From forest fires to floods to drought, global climate change is behind a host of recent natural disasters, according to U.S. Agriculture Secretary Tom Vilsack, who’s joining President Obama in his call for a new “Climate Action Plan.”
Secretary Vilsack says the impact of “climate change” on the Midwest was evident during a visit with the president along the Iowa/Nebraska border last year.
Vilsack says they visited a farm in Missouri Valley, Iowa, as part of a drought tour. “We saw first-hand the impact and effects of a significant drought — the most severe and significant drought that we’d seen throughout the country in probably 80 years.”
He says the reality of the drought was devastation and the loss of crops. Vilsack says that disaster was very costly.
“Over $17-billion were paid out in crop insurance premiums just as a result of that drought and we still see the impacts and affects of drought today, now followed by intense storms in the same areas of the country where we’re seeing significant flooding,” Vilsack says, “also interrupting with crop production.”
Vilsack blames climate change for the wildfires that have devastated hundreds of acres of cropland, native prairies and forests in Nebraska and several other states.

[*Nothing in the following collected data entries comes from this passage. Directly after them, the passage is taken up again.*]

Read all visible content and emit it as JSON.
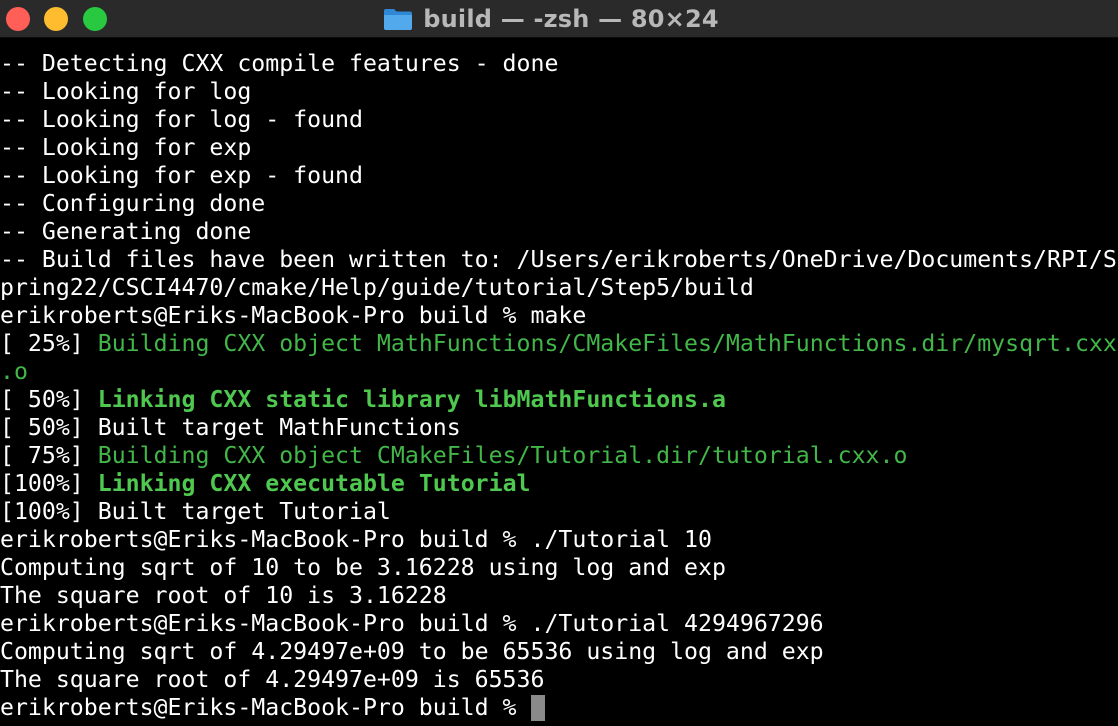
{
  "window": {
    "title": "build — -zsh — 80×24",
    "folder_icon": "folder-icon"
  },
  "colors": {
    "close": "#ff5f57",
    "minimize": "#febc2e",
    "zoom": "#28c840",
    "green": "#42b648",
    "background": "#000000",
    "text": "#ffffff"
  },
  "terminal": {
    "lines": [
      {
        "segments": [
          {
            "text": "-- Detecting CXX compile features - done",
            "style": "normal"
          }
        ]
      },
      {
        "segments": [
          {
            "text": "-- Looking for log",
            "style": "normal"
          }
        ]
      },
      {
        "segments": [
          {
            "text": "-- Looking for log - found",
            "style": "normal"
          }
        ]
      },
      {
        "segments": [
          {
            "text": "-- Looking for exp",
            "style": "normal"
          }
        ]
      },
      {
        "segments": [
          {
            "text": "-- Looking for exp - found",
            "style": "normal"
          }
        ]
      },
      {
        "segments": [
          {
            "text": "-- Configuring done",
            "style": "normal"
          }
        ]
      },
      {
        "segments": [
          {
            "text": "-- Generating done",
            "style": "normal"
          }
        ]
      },
      {
        "segments": [
          {
            "text": "-- Build files have been written to: /Users/erikroberts/OneDrive/Documents/RPI/S",
            "style": "normal"
          }
        ]
      },
      {
        "segments": [
          {
            "text": "pring22/CSCI4470/cmake/Help/guide/tutorial/Step5/build",
            "style": "normal"
          }
        ]
      },
      {
        "segments": [
          {
            "text": "erikroberts@Eriks-MacBook-Pro build % make",
            "style": "normal"
          }
        ]
      },
      {
        "segments": [
          {
            "text": "[ 25%] ",
            "style": "normal"
          },
          {
            "text": "Building CXX object MathFunctions/CMakeFiles/MathFunctions.dir/mysqrt.cxx",
            "style": "green"
          }
        ]
      },
      {
        "segments": [
          {
            "text": ".o",
            "style": "green"
          }
        ]
      },
      {
        "segments": [
          {
            "text": "[ 50%] ",
            "style": "normal"
          },
          {
            "text": "Linking CXX static library libMathFunctions.a",
            "style": "green-bold"
          }
        ]
      },
      {
        "segments": [
          {
            "text": "[ 50%] Built target MathFunctions",
            "style": "normal"
          }
        ]
      },
      {
        "segments": [
          {
            "text": "[ 75%] ",
            "style": "normal"
          },
          {
            "text": "Building CXX object CMakeFiles/Tutorial.dir/tutorial.cxx.o",
            "style": "green"
          }
        ]
      },
      {
        "segments": [
          {
            "text": "[100%] ",
            "style": "normal"
          },
          {
            "text": "Linking CXX executable Tutorial",
            "style": "green-bold"
          }
        ]
      },
      {
        "segments": [
          {
            "text": "[100%] Built target Tutorial",
            "style": "normal"
          }
        ]
      },
      {
        "segments": [
          {
            "text": "erikroberts@Eriks-MacBook-Pro build % ./Tutorial 10",
            "style": "normal"
          }
        ]
      },
      {
        "segments": [
          {
            "text": "Computing sqrt of 10 to be 3.16228 using log and exp",
            "style": "normal"
          }
        ]
      },
      {
        "segments": [
          {
            "text": "The square root of 10 is 3.16228",
            "style": "normal"
          }
        ]
      },
      {
        "segments": [
          {
            "text": "erikroberts@Eriks-MacBook-Pro build % ./Tutorial 4294967296",
            "style": "normal"
          }
        ]
      },
      {
        "segments": [
          {
            "text": "Computing sqrt of 4.29497e+09 to be 65536 using log and exp",
            "style": "normal"
          }
        ]
      },
      {
        "segments": [
          {
            "text": "The square root of 4.29497e+09 is 65536",
            "style": "normal"
          }
        ]
      },
      {
        "segments": [
          {
            "text": "erikroberts@Eriks-MacBook-Pro build % ",
            "style": "normal"
          }
        ],
        "cursor": true
      }
    ]
  }
}
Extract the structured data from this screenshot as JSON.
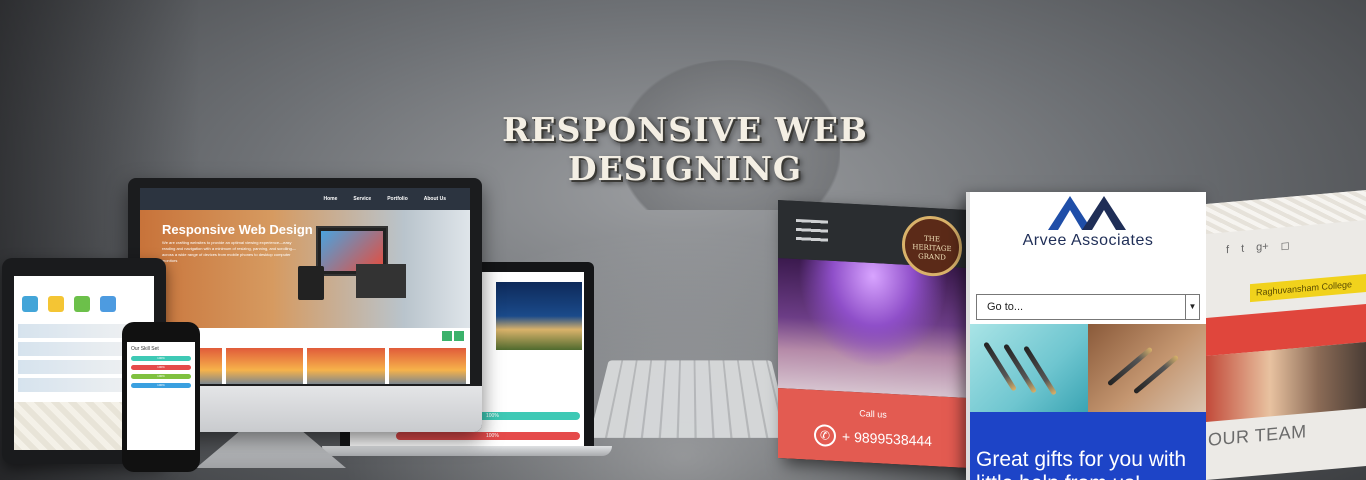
{
  "headline": "RESPONSIVE WEB DESIGNING",
  "imac": {
    "nav": [
      "Home",
      "Service",
      "Portfolio",
      "About Us"
    ],
    "hero_title": "Responsive Web Design",
    "hero_text": "We are crafting websites to provide an optimal viewing experience—easy reading and navigation with a minimum of resizing, panning, and scrolling—across a wide range of devices from mobile phones to desktop computer monitors"
  },
  "laptop": {
    "bars": [
      {
        "label": "100%",
        "color": "#3ec9b5"
      },
      {
        "label": "100%",
        "color": "#e54b4b"
      }
    ]
  },
  "tablet": {
    "icon_colors": [
      "#43a5d8",
      "#f4c534",
      "#6cc04a",
      "#4d9be0"
    ]
  },
  "phone": {
    "title": "Our Skill Set",
    "bars": [
      {
        "label": "100%",
        "color": "#3ec9b5"
      },
      {
        "label": "100%",
        "color": "#e54b4b"
      },
      {
        "label": "100%",
        "color": "#7fc13f"
      },
      {
        "label": "100%",
        "color": "#3aa0e0"
      }
    ]
  },
  "heritage": {
    "logo_line1": "THE",
    "logo_line2": "HERITAGE",
    "logo_line3": "GRAND",
    "call_label": "Call us",
    "phone_number": "+ 9899538444"
  },
  "arvee": {
    "company_name": "Arvee Associates",
    "select_value": "Go to...",
    "tagline": "Great gifts for you with little help from us!"
  },
  "right_phone": {
    "college_name": "Raghuvansham College",
    "section_title": "OUR TEAM"
  }
}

“Last year, we spent nearly $2-billion at the USDA fighting and suppressing these fires which are a direct result of the accumulation of fuel load directly linked to invasive species which resulted from warmer climates as a result of warmer temperatures,” Vilsack says. “So, the impacts are real in real terms to communities to families to farms to ranches.”
The ag secretary says his department is working to help rural communities move away from the production of carbon which he says leads to the climate change, for example, by investing in wind energy.